Surpreendeu-se quando o youko se reclinou contra ele, escorregando suavemente até apoiar a cabeça em seu peito. Logo ele que não era muito desse tipo de gesto, a menos que estivesse com segundas intenções. Havia algo diferente mesmo, como se o que para ele era apenas uma idéia a toa, para o Kurama fosse algo que tivesse consumido dias de reflexão. Definitivamente não conseguia entendê-lo... Kurama levava tudo tão a sério sempre... até mesmo uma sugestão sua, por mais tola que fosse, parecia ser absorvida naquele manto indecifrável de solidão e silêncio.

"Eu posso procurar uns ladrões que eu conheço. São bons, pode acreditar. E leais, eu acho. De qualquer modo, seria um começo. E imagine só, Youko Kurama líder de um bando de ladrões? Como o jeito que você leva pra ser famoso, vamos ficar conhecidíssimos em pouco tempo. Vai ser o máximo! E eu vou ser o segundo em comando, posso treinar os novatos, ensinar um bando de youkaizinhos idiotas a manejar uma espada. O que acha?"

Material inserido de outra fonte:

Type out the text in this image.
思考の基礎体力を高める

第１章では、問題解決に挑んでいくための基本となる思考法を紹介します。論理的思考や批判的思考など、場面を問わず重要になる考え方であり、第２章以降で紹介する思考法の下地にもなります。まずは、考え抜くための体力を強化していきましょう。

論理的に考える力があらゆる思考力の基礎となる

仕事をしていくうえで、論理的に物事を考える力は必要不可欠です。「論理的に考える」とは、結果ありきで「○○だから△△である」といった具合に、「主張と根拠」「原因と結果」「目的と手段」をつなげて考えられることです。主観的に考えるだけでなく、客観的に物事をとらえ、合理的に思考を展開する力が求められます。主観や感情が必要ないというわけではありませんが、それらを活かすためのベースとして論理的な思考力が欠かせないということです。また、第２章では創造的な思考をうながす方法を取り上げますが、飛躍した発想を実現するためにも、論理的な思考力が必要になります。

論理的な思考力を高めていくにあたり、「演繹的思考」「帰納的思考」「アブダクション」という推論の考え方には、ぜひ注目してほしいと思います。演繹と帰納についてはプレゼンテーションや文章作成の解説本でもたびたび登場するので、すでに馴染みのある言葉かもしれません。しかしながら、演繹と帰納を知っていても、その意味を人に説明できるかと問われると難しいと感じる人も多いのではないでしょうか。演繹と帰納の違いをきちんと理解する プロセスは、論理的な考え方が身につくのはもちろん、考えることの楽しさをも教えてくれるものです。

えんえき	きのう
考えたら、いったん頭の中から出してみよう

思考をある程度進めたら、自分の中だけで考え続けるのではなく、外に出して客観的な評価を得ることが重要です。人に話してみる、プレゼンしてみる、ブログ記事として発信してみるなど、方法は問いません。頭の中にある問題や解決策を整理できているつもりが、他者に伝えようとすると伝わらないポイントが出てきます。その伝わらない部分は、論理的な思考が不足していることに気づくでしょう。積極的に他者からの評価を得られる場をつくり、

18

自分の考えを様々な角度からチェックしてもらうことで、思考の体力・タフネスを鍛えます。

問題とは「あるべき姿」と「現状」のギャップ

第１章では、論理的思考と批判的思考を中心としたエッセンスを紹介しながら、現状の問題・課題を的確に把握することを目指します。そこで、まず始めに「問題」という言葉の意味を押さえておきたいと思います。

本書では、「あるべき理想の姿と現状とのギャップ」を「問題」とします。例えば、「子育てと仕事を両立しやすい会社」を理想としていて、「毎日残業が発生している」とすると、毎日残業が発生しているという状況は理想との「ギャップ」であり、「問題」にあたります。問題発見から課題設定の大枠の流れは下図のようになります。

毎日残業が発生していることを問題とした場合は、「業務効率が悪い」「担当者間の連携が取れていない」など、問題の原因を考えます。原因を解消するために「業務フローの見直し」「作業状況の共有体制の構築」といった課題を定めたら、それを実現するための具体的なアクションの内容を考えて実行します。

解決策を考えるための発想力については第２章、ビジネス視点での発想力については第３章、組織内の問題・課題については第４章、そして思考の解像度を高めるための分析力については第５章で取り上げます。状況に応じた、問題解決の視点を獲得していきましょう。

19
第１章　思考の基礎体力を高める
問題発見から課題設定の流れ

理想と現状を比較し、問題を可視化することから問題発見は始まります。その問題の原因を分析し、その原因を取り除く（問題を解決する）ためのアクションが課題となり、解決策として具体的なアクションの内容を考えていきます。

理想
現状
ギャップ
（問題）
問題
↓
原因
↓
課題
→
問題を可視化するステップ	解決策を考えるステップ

"Eu acho que somos diferentes demais, Yomi."

"E é por isso mesmo que vamos nos dar bem, você vai ver. Somos feitos um pro outro."

"Sabe quando disse que eu levo as coisas a sério demais?"

"Eu disse isso?"

"Disse sim."

"Você lembra de cada coisa. Foi mal, tá. As vezes eu falo droga."

"Não, pelo contrário. Você acertou dessa vez. Eu levo as coisas a sério sim."

"Hn... E eu não sei? Mas, como estava dizendo, acho que deveríamos encontrar um bom esconderijo também, ne? Ah, e com as suas plantas vai ficar tudo sempre bem seguro, e Kurama, até que não vai ser tão complicado, não é? Vamos fale alguma coisa, vai... O que está se passando aí na sua cabeça?"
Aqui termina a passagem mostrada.